I think most people that have had the chance to code something then improve on it to reach the same outcome but in a more efficient and simple way understand the love of an elegant solution to solve a complex problem
What's compiler? compiler is a translator to do the job translate human language or high level computer language to language of computer can understand and run.
@@hadiwall oh crap! Yeah! To this day I'm surprised by the breadth of Terry's work on Temple OS, regardless of how much he mentally regressed, the man was a once-in-life-time kinda genius
great question from interviewer -- 'What makes prog. language complicated?'. As soon as the most errors in most languages made because of syntax, missunderstanding mechanics of language behavior or particular commands/libraries -- but not in pure logic -- what makes them complex? People. Thats why it's simplier to solve problem in Assembly, rather than C++. How we get there? Because solving logic problems is about of abstracting logic actions, not data itself, like sum(x,y), sqrt(x) etc.. -- we don't have one method for summing cars and another for summing donkeys, and result of sum is irrelevant to enviroment, if 2 + 4 = 9 after the rain because of moist -- this function should be purified.
1:37 umh, i recognise him. ain't he same as the person behind the company promoting RISC-V. It was named smth like Start V if i recall correct. I saw his interview regarding same with Lex himself.
I made a note of the some points, not all, as a gist which you can see here so that it's easier to remember and look back on the details: gist.github.com/Rubix982/cbca0ddcc197bf0d32c9dfd9854c21c5 . Hope it helps.

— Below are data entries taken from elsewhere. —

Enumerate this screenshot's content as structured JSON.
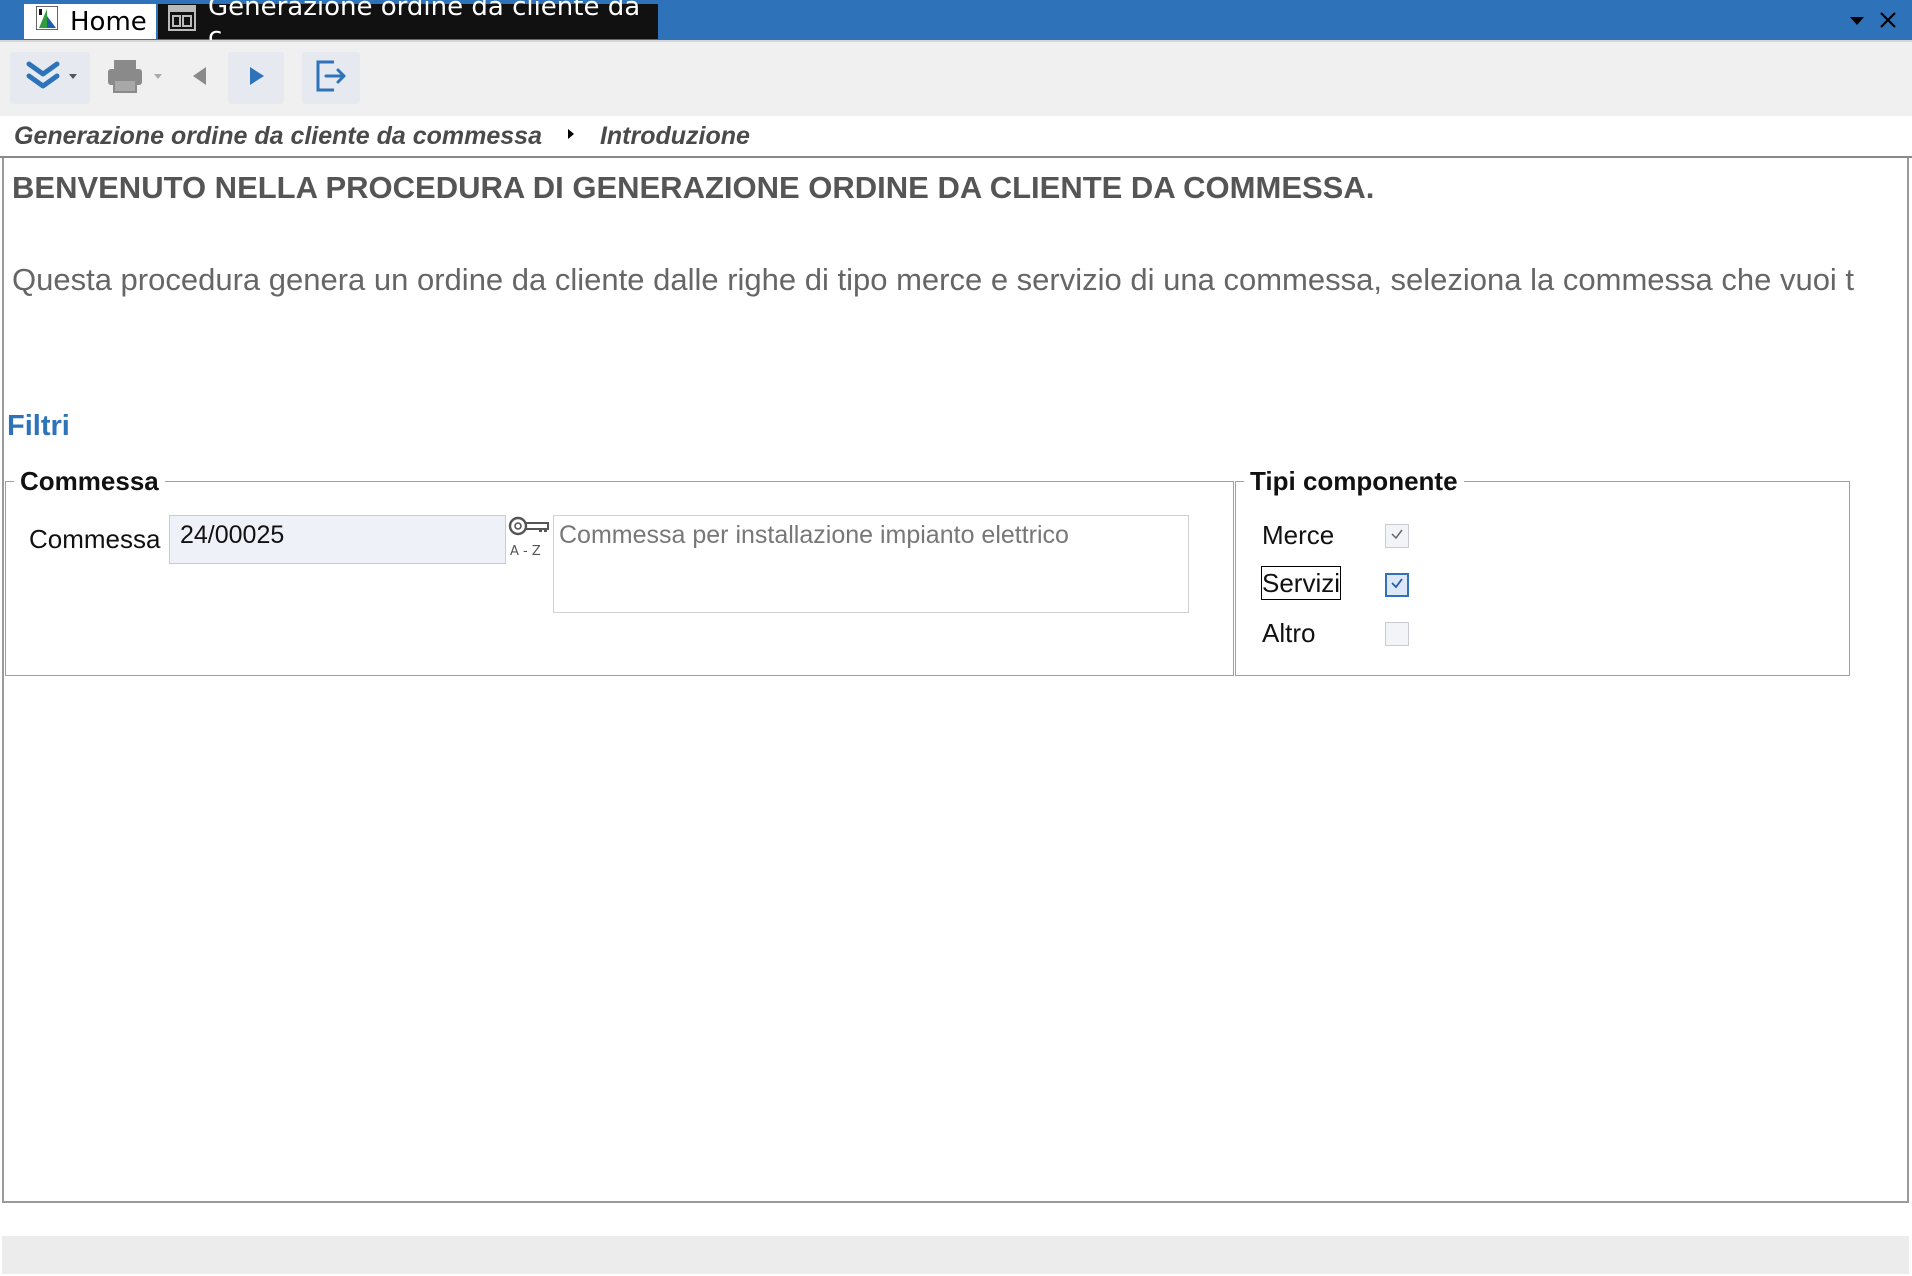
{
  "tabs": [
    {
      "label": "Home"
    },
    {
      "label": "Generazione ordine da cliente da c..."
    }
  ],
  "breadcrumb": {
    "items": [
      "Generazione ordine da cliente da commessa",
      "Introduzione"
    ]
  },
  "page": {
    "heading": "BENVENUTO NELLA PROCEDURA DI GENERAZIONE ORDINE DA CLIENTE DA COMMESSA.",
    "intro": "Questa procedura genera un ordine da cliente dalle righe di tipo merce e servizio di una commessa, seleziona la commessa che vuoi t",
    "filters_title": "Filtri"
  },
  "commessa_group": {
    "legend": "Commessa",
    "field_label": "Commessa",
    "value": "24/00025",
    "lookup_caption": "A - Z",
    "description": "Commessa per installazione impianto elettrico"
  },
  "tipi_group": {
    "legend": "Tipi componente",
    "options": [
      {
        "label": "Merce",
        "checked": true
      },
      {
        "label": "Servizi",
        "checked": true
      },
      {
        "label": "Altro",
        "checked": false
      }
    ]
  },
  "colors": {
    "accent": "#2e73ba",
    "tab_active_bg": "#111111",
    "heading": "#555555"
  },
  "icons": [
    "app-logo-icon",
    "form-icon",
    "expand-more-icon",
    "print-icon",
    "prev-icon",
    "next-icon",
    "exit-icon",
    "key-lookup-icon",
    "dropdown-arrow-icon",
    "close-icon"
  ]
}
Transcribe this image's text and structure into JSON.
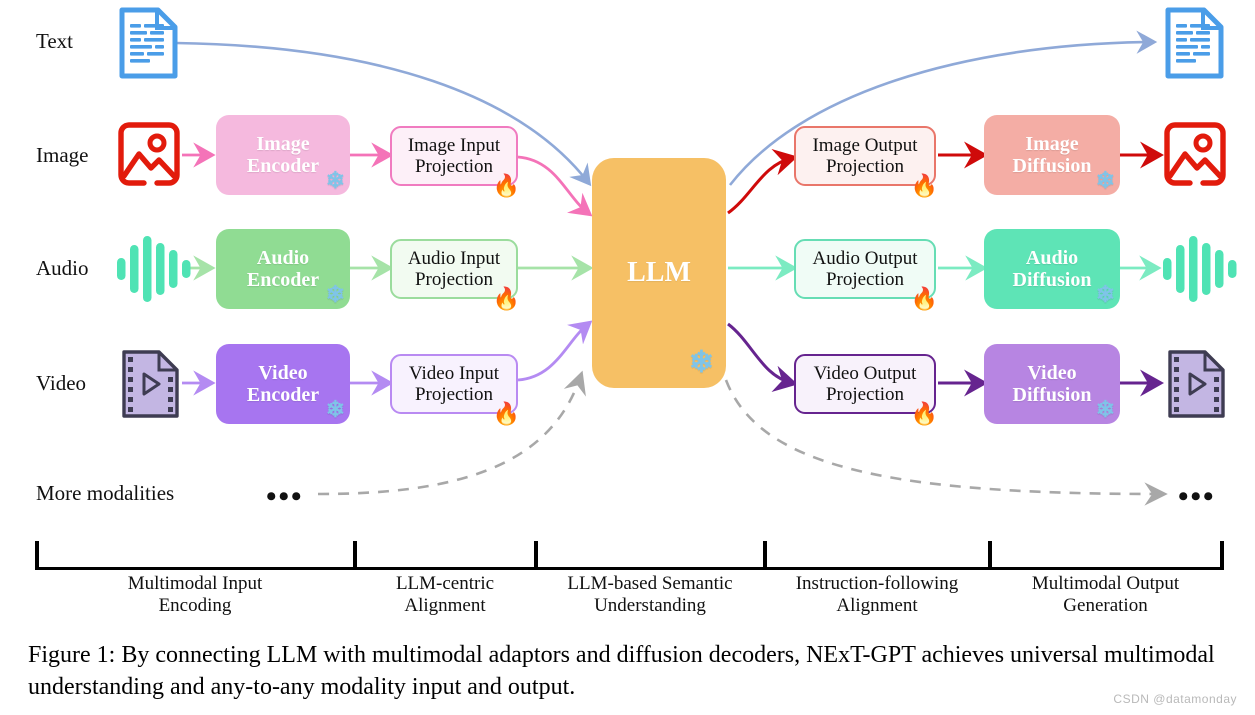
{
  "figure": {
    "caption": "Figure 1: By connecting LLM with multimodal adaptors and diffusion decoders, NExT-GPT achieves universal multimodal understanding and any-to-any modality input and output.",
    "watermark": "CSDN @datamonday"
  },
  "modalities": [
    {
      "label": "Text",
      "icon": "text-document-icon",
      "color": "#4A9DE8"
    },
    {
      "label": "Image",
      "icon": "image-picture-icon",
      "color": "#E21B0C"
    },
    {
      "label": "Audio",
      "icon": "audio-waveform-icon",
      "color": "#4FE3B4"
    },
    {
      "label": "Video",
      "icon": "video-film-icon",
      "color": "#9B89C9"
    },
    {
      "label": "More modalities",
      "icon": "ellipsis-icon",
      "color": "#111111"
    }
  ],
  "encoders": [
    {
      "label_line1": "Image",
      "label_line2": "Encoder",
      "fill": "#F5B9DE",
      "badge": "snowflake"
    },
    {
      "label_line1": "Audio",
      "label_line2": "Encoder",
      "fill": "#90DC93",
      "badge": "snowflake"
    },
    {
      "label_line1": "Video",
      "label_line2": "Encoder",
      "fill": "#A775F0",
      "badge": "snowflake"
    }
  ],
  "input_projections": [
    {
      "label_line1": "Image Input",
      "label_line2": "Projection",
      "fill": "#FDF0F8",
      "border": "#F07BC0",
      "badge": "fire"
    },
    {
      "label_line1": "Audio Input",
      "label_line2": "Projection",
      "fill": "#F2FBF1",
      "border": "#9BDC9D",
      "badge": "fire"
    },
    {
      "label_line1": "Video Input",
      "label_line2": "Projection",
      "fill": "#F8F2FE",
      "border": "#B98AF2",
      "badge": "fire"
    }
  ],
  "llm": {
    "label": "LLM",
    "fill": "#F6C065",
    "text_color": "#FFFFFF",
    "badge": "snowflake"
  },
  "output_projections": [
    {
      "label_line1": "Image Output",
      "label_line2": "Projection",
      "fill": "#FDF1F0",
      "border": "#E9766A",
      "badge": "fire"
    },
    {
      "label_line1": "Audio Output",
      "label_line2": "Projection",
      "fill": "#F0FCF6",
      "border": "#66DDB4",
      "badge": "fire"
    },
    {
      "label_line1": "Video Output",
      "label_line2": "Projection",
      "fill": "#F8F2FB",
      "border": "#66248F",
      "badge": "fire"
    }
  ],
  "diffusions": [
    {
      "label_line1": "Image",
      "label_line2": "Diffusion",
      "fill": "#F4ADA5",
      "badge": "snowflake"
    },
    {
      "label_line1": "Audio",
      "label_line2": "Diffusion",
      "fill": "#5EE4B6",
      "badge": "snowflake"
    },
    {
      "label_line1": "Video",
      "label_line2": "Diffusion",
      "fill": "#B785E2",
      "badge": "snowflake"
    }
  ],
  "stages": [
    {
      "line1": "Multimodal Input",
      "line2": "Encoding"
    },
    {
      "line1": "LLM-centric",
      "line2": "Alignment"
    },
    {
      "line1": "LLM-based Semantic",
      "line2": "Understanding"
    },
    {
      "line1": "Instruction-following",
      "line2": "Alignment"
    },
    {
      "line1": "Multimodal Output",
      "line2": "Generation"
    }
  ],
  "badges": {
    "snowflake": "❄",
    "fire": "🔥",
    "ellipsis": "•••"
  },
  "flow_colors": {
    "text_in": "#8FA9D8",
    "image_in": "#F munge",
    "image_in_color": "#F473B8",
    "audio": "#A6E3A8",
    "video_in": "#B48BF2",
    "image_out": "#CF0A0A",
    "audio_out": "#7CEBC2",
    "video_out": "#66248F",
    "more": "#A8A8A8"
  }
}
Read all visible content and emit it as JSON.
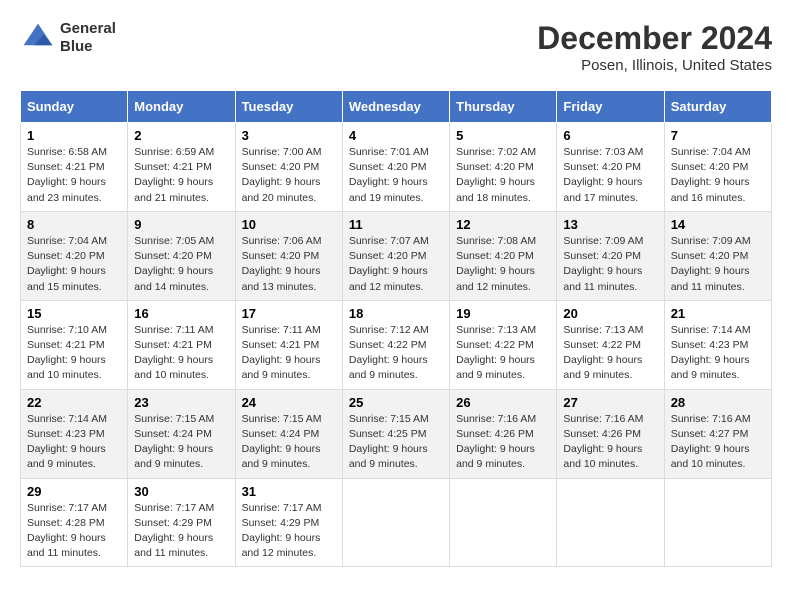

10:30 > _"in some cases, google effectively owns clang now, bcz it cares so much about C++ & the evolution"_ ... and now google is working on Carbon language as a modern day successor to CPP
I learned objective c like in 2 weeks , is not really that hard, Apple made that language to make it more accessible to web developers or people coming from Python, I don’t like Swift’s syntax but it was a smart move to do that
Answer to Lex's question about the complication of C++ I would say it's templates, remove templates from the language and it would be drastically simpler.